On this last point, we might ask why McConnell would prefer the colloquial meaning of “declare” war to its more precise legal meaning. McConnell acknowledges that declaring war had fallen into disuse and that it had a narrow legal purpose that did not include authorizing military hostilities under domestic law. His general approach to presidential power—carefully tracing how the Framers re-allocated the Crown’s prerogatives—should militate in favor of preferring the legal, rather than the popular, meaning of constitutional terms. For example, McConnell asks how British legal sources, colonial charters and state constitutions, political theorists and convention delegates used the phrase “executive power.” He does not undertake a general survey to see what Americans colloquially meant by “executive power”—in fact, he rejects the conclusions of scholars who have attacked the substantive reading of the Vesting Clause for linguistically reducing “executive” to “execute.” Instead, McConnell’s Crosskey-esque approach to reading constitutional texts should have led him to view the President as having the ability to launch military hostilities, subject to Congress’s control over the purse and the creation of the military—which were a total check over major wars before the post-WWII creation of our enormous, offensive standing armed forces.
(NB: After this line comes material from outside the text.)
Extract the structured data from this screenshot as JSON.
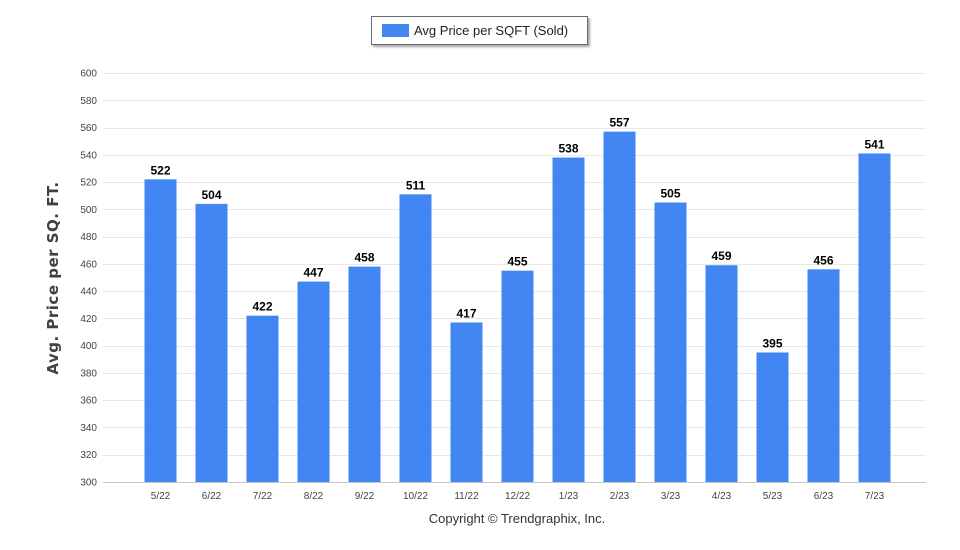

This criticism over war, however, should not detract from the overall enterprise. McConnell’s work should assume a place on the bookshelf of foundational legal works on the American presidency. It makes a series of judicious choices among competing theories, rigorously uses originalist sources and methods, and generally reaches the right conclusions about the executive power. While I may dissent on war powers, it is because I share McConnell’s own methods. I think McConnell, whether Chief Justice or leading scholar and teacher, would find that the best of compliments.